Kritik am TV-Programm der Privaten

Hamburg/Freiburg - Unionspolitiker und Kirchenvertreter haben das Programm der privaten Fernsehsender an den Ostertagen wegen der zahlreichen Gewaltfilme kritisiert.

Baden-Württembergs Ministerpräsident Günther Oettinger (CDU) sagte der "Bild am Sonntag", es wäre wünschenswert, dass auch die privaten Medien auf die religiösen Gefühle der Mehrzahl der Bürgerinnen und Bürger Rücksicht nehmen. An diesem Osterfest sei das nicht gelungen.

Ähnlich äußerte sich CSU-Generalsekretärin Christine Haderthauer. Die Ostertage sollten Tage des Friedens und des Miteinanders sein. Da sei Brutal-TV fehl am Platz. Auch der Medienbeauftragte der Evangelischen Kirche in Deutschland, Markus Bräuer, kritisierte das Programm. Der Film "Stirb langsam" sei genauso unpassend wie der dazugehörige Trailer mit einem schmelzenden Osterhasen, sagte Bräuer.

Die Sender Sat.1 und RTL wiesen die Vorwürfe zurück. "Stirb langsam" sei ein beliebter Filmklassiker, sagte Sat.1-Sprecherin Kristina Faßler der Zeitung. RTL-Sprecherin Anke Eickmeyer betonte, auch an christlichen Feiertagen werde ein ausgewogenes Programm für die ganze Familie und jeden Geschmack gezeigt. Nach Angaben der "Bild am Sonntag" summierten sich die Action- und Horrorfilme von Karfreitag bis Ostermontag aus knapp 40 Stunden.

Bischof Gebhard Fürst sagte dem "Spiegel" in seiner Funktion als Vorsitzender der publizistischen Kommission der Deutschen Bischofskonferenz: "Offenbar gehen die Privatsender davon aus, dass Religion Privatsache ist und bei ihnen nicht vorkommen muss.
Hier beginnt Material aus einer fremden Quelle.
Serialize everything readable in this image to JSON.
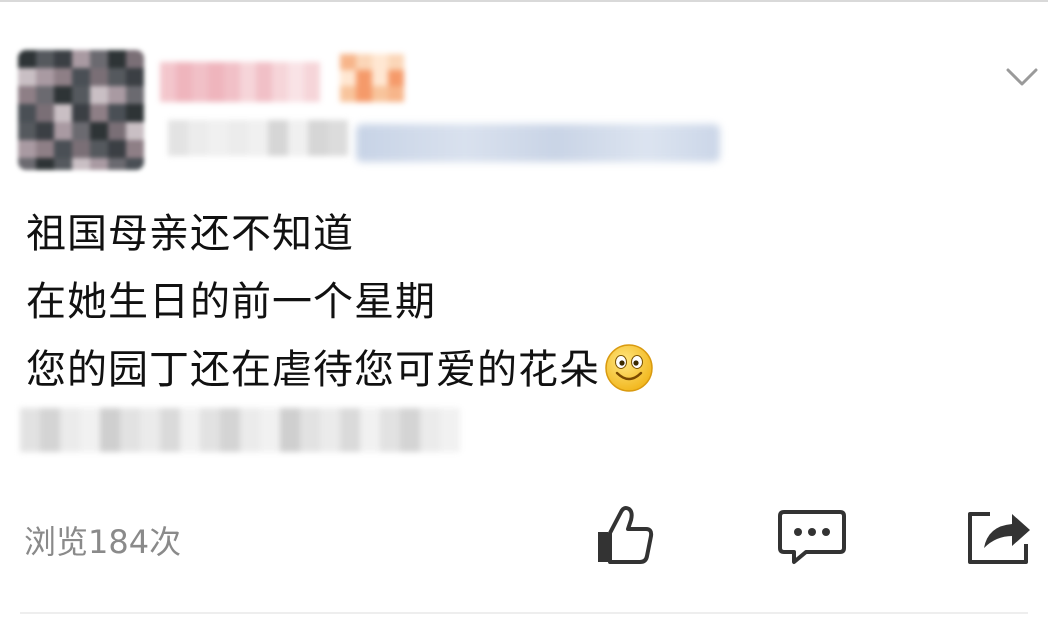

Man schaut dort leider nur auf die Quoten. Das ist ein Angriff auf die öffentliche Ordnung." Wenn der Staat am Karfreitag Tanzveranstaltungen verbiete und es gleichzeitig im Fernsehen Mord und Totschlag gebe, "kann der Bürger die Plausibilität von staatlichen Regelungen nicht mehr nachvollziehen". Fürst bemerkte, dass die Kirchen im öffentlich-rechtlichen Radio "gut präsent" seien, aber bei den TV-Sendern "massive Probleme" hätten.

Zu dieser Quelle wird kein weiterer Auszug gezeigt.